Eric Newnham talked about his role within mobile location targeting platform BlisMedia. “The 80,000 bids per second going through Blis becomes extremely valuable to the Outdoor business” from the perspective of location and flexibility, ”but we are still only scratching the surface.” The retail environment, for example, provides an opportunity to engage shoppers through digital screens, creating “a whole new ball game for Out of Home”.
Where all these developments leave OOH trading was the final discussion point, with Newnham declaring from Talon’s stand-point, “we don’t want to be in a silo; we want to be part of the programmatic decision process.” He added, “once we move away from the convention of planning around weeks, to smaller pieces of time, the debate becomes about audience delivery and the right engagement.”

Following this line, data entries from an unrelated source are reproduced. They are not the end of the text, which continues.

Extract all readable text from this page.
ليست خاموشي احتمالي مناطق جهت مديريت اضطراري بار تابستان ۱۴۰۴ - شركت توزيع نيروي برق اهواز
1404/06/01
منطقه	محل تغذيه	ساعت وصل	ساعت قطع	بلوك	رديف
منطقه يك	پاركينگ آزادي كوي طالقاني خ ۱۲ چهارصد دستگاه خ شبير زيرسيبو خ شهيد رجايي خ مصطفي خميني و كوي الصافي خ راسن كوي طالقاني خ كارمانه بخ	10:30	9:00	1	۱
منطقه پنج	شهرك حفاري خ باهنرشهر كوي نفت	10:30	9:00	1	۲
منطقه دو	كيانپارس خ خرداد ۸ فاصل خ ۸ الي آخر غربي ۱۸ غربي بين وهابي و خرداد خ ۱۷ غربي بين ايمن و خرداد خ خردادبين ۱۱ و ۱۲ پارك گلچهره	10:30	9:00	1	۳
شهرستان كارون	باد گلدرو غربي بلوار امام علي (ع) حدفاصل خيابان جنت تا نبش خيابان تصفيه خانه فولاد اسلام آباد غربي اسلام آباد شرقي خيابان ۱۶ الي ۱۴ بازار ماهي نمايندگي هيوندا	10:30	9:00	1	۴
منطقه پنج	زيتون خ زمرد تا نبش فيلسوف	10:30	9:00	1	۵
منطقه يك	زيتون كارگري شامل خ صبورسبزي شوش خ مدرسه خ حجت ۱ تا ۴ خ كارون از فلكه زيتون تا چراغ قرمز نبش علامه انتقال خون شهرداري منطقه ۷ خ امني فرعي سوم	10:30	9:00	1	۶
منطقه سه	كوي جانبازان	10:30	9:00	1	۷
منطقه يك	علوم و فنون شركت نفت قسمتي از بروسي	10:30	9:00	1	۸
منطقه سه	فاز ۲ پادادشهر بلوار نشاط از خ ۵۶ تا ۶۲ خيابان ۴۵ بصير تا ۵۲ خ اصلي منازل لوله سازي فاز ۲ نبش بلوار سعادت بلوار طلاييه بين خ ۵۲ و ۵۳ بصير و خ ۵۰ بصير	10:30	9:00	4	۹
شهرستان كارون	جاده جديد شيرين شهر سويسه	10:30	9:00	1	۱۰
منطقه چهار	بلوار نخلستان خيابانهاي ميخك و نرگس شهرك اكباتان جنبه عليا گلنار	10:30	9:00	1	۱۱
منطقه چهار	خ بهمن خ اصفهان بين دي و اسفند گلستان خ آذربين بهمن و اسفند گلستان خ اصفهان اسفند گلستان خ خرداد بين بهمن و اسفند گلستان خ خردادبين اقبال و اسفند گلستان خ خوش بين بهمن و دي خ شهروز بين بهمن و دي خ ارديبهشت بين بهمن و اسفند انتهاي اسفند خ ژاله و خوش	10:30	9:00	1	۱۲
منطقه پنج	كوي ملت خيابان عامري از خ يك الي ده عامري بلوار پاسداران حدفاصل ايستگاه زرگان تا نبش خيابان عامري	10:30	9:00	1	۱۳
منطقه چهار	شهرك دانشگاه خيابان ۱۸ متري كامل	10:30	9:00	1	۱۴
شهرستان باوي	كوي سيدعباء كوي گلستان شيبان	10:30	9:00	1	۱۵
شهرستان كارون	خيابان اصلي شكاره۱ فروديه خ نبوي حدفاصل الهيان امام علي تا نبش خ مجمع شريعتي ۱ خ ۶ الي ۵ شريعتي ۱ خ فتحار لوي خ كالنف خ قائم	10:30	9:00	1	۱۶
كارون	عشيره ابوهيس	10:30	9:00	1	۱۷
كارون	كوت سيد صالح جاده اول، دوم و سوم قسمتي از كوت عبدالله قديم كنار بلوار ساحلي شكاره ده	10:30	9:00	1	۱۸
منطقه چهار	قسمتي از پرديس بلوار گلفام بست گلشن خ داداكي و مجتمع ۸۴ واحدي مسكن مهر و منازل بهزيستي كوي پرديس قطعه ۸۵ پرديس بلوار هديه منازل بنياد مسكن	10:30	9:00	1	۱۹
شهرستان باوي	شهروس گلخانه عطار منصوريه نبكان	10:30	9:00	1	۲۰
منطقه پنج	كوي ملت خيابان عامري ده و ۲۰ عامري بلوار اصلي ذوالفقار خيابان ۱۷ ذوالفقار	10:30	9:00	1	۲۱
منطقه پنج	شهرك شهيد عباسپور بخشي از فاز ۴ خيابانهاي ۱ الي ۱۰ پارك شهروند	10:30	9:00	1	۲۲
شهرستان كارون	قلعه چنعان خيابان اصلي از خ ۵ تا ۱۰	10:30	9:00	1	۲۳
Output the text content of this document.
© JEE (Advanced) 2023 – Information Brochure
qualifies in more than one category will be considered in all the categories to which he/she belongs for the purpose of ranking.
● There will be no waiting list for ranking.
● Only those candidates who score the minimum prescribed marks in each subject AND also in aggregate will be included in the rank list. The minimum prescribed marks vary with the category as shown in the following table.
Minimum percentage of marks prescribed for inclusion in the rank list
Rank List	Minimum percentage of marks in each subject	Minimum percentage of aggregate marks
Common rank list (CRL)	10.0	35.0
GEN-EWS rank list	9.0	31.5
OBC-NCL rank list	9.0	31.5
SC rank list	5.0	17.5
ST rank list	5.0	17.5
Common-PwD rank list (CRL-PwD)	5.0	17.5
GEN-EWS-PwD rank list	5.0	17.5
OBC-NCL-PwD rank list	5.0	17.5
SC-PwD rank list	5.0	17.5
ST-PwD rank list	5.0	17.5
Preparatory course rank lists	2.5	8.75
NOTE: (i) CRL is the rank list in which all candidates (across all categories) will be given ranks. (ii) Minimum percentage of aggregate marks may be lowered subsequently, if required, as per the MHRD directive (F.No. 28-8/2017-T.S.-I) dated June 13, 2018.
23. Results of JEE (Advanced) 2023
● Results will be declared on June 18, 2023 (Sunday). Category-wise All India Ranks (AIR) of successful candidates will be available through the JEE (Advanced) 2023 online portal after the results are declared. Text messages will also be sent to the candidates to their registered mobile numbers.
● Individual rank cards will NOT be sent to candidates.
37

This does not mean an automatic transition to cost per engagement, a position endorsed by Steve Parker. But delivering measurable audience impact in the proper context will lead debates around digital OOH in 2014, as will how advertisers pay for what they are getting.
Tim Bleakley concluded by pointing out that not all advertisers want such granular targeting and will pay – on traditional Outdoor and on digital OOH – for 24/7 branding in high quality, traditional locations. The industry now needs to adapt to be able to offer full flexibility to both broad canvas advertisers and those driving location and time-specific messages.
This was a strong end to a crucial debate around the issues shaping and defining digital OOH at a time of great change in Outdoor. Challenges around investment, planning, trading, mobile and creativity will inform the future shape of the whole medium and how OOH attracts the long tail of advertisers that can hugely benefit from the communications offering that is digital OOH.